Question

I'm making this utility class and I want to make it able to pass additional options to my methods:

import java.util.Random;

public class DataGen {
    public static final int OPTION1 = 1;
    public static final int OPTION2 = 2;
    public static final int OPTION3 = 4;

    private static Random gen = new Random();

    public static String generateString(int n, int options) // <-------
    {
        if (options == OPTION1)
        {
            //...
        }
        else if (options == (OPTION1 | OPTION3))
        {
            //...
        }

        //...

        return null;
    }
}

I want to invoke methods this way:

public static void main(String[] args) {
    String k = DataGen.generateString(5, OPTION1 | OPTION2);
}

But this is the only way the compiler assents:

public static void main(String[] args) {
    String k = DataGen.generateString(5, DataGen.OPTION1 | DataGen.OPTION2);
}

Is it possible to do this? Other than declaring constants in the main class of course.

Was it helpful?

Solution 2

As mentioned before, you can use static imports like:

import static DataGen.*;

This is not a great idea, though. It will essentially take everything from DataGen and stick it in your main class. Since DataGen consists entirely of static methods and fields, you are destroying almost the whole point of having DataGen be a separate class. The only reason for DataGen to exist is to provide a slight bit of organization to your methods and fields.

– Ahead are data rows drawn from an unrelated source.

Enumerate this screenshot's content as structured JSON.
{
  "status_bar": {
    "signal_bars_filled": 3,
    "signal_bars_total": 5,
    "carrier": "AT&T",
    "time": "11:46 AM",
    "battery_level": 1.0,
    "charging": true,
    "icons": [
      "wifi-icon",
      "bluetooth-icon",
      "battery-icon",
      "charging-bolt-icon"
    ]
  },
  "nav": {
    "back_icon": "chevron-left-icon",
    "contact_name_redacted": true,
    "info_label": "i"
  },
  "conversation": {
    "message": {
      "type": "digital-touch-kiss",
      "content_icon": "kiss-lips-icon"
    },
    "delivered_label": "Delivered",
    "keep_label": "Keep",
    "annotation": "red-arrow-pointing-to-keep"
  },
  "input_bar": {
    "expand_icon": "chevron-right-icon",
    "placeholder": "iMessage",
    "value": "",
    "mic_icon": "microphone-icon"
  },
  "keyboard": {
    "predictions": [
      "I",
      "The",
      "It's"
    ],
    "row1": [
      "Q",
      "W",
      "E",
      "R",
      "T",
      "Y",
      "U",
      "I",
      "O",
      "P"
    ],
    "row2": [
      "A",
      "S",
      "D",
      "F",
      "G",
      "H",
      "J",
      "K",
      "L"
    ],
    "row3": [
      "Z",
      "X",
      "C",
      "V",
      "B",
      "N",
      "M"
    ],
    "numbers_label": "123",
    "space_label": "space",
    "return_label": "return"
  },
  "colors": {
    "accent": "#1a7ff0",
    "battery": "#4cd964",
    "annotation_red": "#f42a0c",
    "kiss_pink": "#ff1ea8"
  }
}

To quote from this answer:

The static import feature...has negative consequences to readability and testability:

  • You dump the content of a potentially large class into your current namespace, making your code harder to read; modern IDEs mitigate this by letting you navigate to the definition of the object by clicking its name in a program.
  • Your code relies upon static objects, making it extremely hard to test. For example, you cannot easily drop a mock logger, and expect your code start using it. This is a general limitation of using static objects, though - you get it when you use static objects, with or without the static import.

A better way is by only importing what you need:

import static DataGen.OPTION1;
import static DataGen.OPTION2;
import static DataGen.OPTION3;

You could also create an inner class that contains the options:

package staticimport;
import java.util.Random;

public class DataGen {
    public class Options {
        public static final int OPTION1 = 1;
        public static final int OPTION2 = 2;
        public static final int OPTION3 = 4;
    }

    private static Random gen = new Random();

    public static String generateString(int n, int options) // <-------
    {
        if (options == Options.OPTION1)
        {
            //...
        }
        else if (options == (Options.OPTION1 | Options.OPTION3))
        {
            //...
        }

        //...

        return null;
    }
}
package staticimport;
import static staticimport.DataGen.Options.*;

public class Tester {
    public static void main(String[] args) {
        String k = DataGen.generateString(5, OPTION1 | OPTION2);
    }
}

Unfortunately, this requires DataGen to be in a package. It does, however, provide an advantage: it doesn't static import all of DataGen.

OTHER TIPS

If you really want that, you can use a static import:

import static com.foo.bar.DataGen.*;

...

public static void main(String[] args) {
    String k = DataGen.generateString(5, OPTION1 | OPTION2);
}

A static import allows using a the statically imported static field or method without prepending the class it belongs to. But abusing them leads to harder to read code.